An Bord des Kreuzfahrtschiffs Aida Perla ist es während der Fahrt von Deutschland nach Norwegen zu einem medizinischen Notfall gekommen. Für die Evakuierung eines Passagiers musste ein Rettungshubschrauber angefordert werden. Der Einsatz fand in der Nordsee unweit der dänischen Küste statt. Nach Abschluss der Rettungsaktion setzte das Schiff seine Reise mit geringer Verspätung fort. Website Imowell.de berichtet unter Berufung auf stuttgarter-zeitung.
Aida Perla änderte ihren Kurs in der Nordsee
Der Vorfall ereignete sich am Sonntagmorgen, als das Kreuzfahrtschiff auf dem Weg von Hamburg ins norwegische Haugesund war. Gegen 10 Uhr änderte die Besatzung vorübergehend den Kurs und reduzierte die Geschwindigkeit.
Zu diesem Zeitpunkt befand sich die Aida Perla mehrere Seemeilen nordwestlich der dänischen Hafenstadt Esbjerg. Ein Rettungshubschrauber wurde zum Schiff entsandt, um einen Passagier abzuholen, der dringend medizinische Hilfe benötigte.
Nach dem Eintreffen des Hubschraubers wurde die betroffene Person vom Schiff aufgenommen und zur weiteren Behandlung in ein Krankenhaus an Land gebracht.
Die Reederei machte keine Angaben zu Alter, Geschlecht oder Staatsangehörigkeit des evakuierten Passagiers. Auch die Ursache des gesundheitlichen Notfalls sowie die Art einer möglichen Erkrankung oder Verletzung wurden nicht veröffentlicht.
Mehrere Bereiche wurden vorübergehend gesperrt
Während des Rettungseinsatzes beschränkte die Besatzung den Zugang zu mehreren Bereichen des Schiffes. Betroffen waren einzelne Abschnitte auf den Decks 16 bis 18 sowie der Beach Club.
Die Sperrungen dienten der Sicherheit der Passagiere und sollten den Einsatzkräften einen ungehinderten Ablauf ermöglichen. Der Familienbereich Four Elements im hinteren Teil der Aida Perla blieb hingegen geöffnet.
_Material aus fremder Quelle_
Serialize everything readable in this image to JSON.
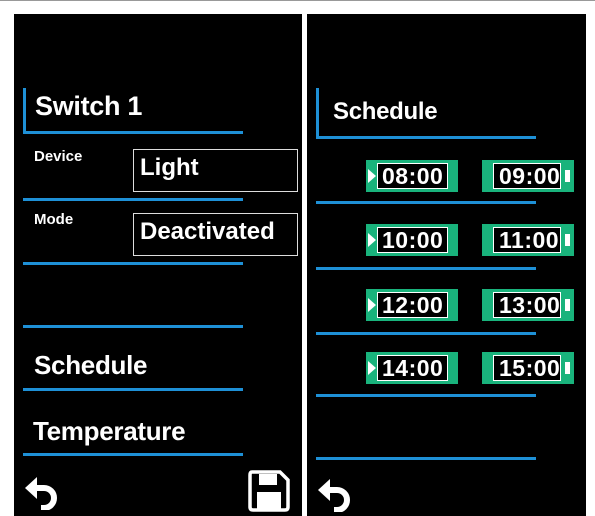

Nachdem die medizinische Evakuierung abgeschlossen war und der Hubschrauber das Schiff verlassen hatte, wurden die gesperrten Bereiche wieder freigegeben. Längerfristige Einschränkungen für die Gäste gab es nicht.
So läuft eine Notfall-Evakuierung auf einem Kreuzfahrtschiff ab
Bei einer plötzlichen Verschlechterung des Gesundheitszustands wird ein Passagier zunächst im Bordhospital untersucht und versorgt. Moderne Kreuzfahrtschiffe verfügen über Ärzte und medizinisches Personal, die Untersuchungen durchführen und Patienten stabilisieren können.
Reichen die medizinischen Möglichkeiten an Bord nicht aus oder kann die Behandlung nicht bis zum nächsten Hafen aufgeschoben werden, wird eine Notfall-Ausschiffung organisiert. Diese wird vom Schiffsarzt, dem Kapitän, den Rettungsdiensten an Land und den zuständigen medizinischen Einrichtungen koordiniert.
Je nach Position des Schiffes kann ein Patient mit einem Rettungsboot oder per Hubschrauber an Land gebracht werden. Im Fall der Aida Perla wurde wegen der Lage des Schiffes auf offener See eine Evakuierung aus der Luft mit Unterstützung dänischer Rettungskräfte durchgeführt.
Kreuzfahrtschiff setzte Reise nach Norwegen fort
Nach dem Ende des Einsatzes nahm die Aida Perla wieder Kurs auf Norwegen. Die vorübergehende Kursänderung und die reduzierte Geschwindigkeit führten zu einer leichten Verzögerung.
Die Besatzung plante, einen Teil der verlorenen Zeit auf dem weiteren Streckenabschnitt durch eine höhere Geschwindigkeit auszugleichen. Nach vorläufigen Angaben sollte der medizinische Zwischenfall keine wesentlichen Auswirkungen auf den weiteren Reiseverlauf und die geplanten Hafenanläufe haben.
Das Kreuzfahrtschiff war am Samstag in Hamburg zu einer einwöchigen Reise durch die norwegischen Fjorde aufgebrochen. Auf dem Fahrplan stehen Haugesund, Nordfjordeid, Ålesund und Bergen.
Nach den Aufenthalten in den norwegischen Häfen und einem weiteren Seetag soll die Aida Perla am 25. Juli 2026 nach Hamburg zurückkehren.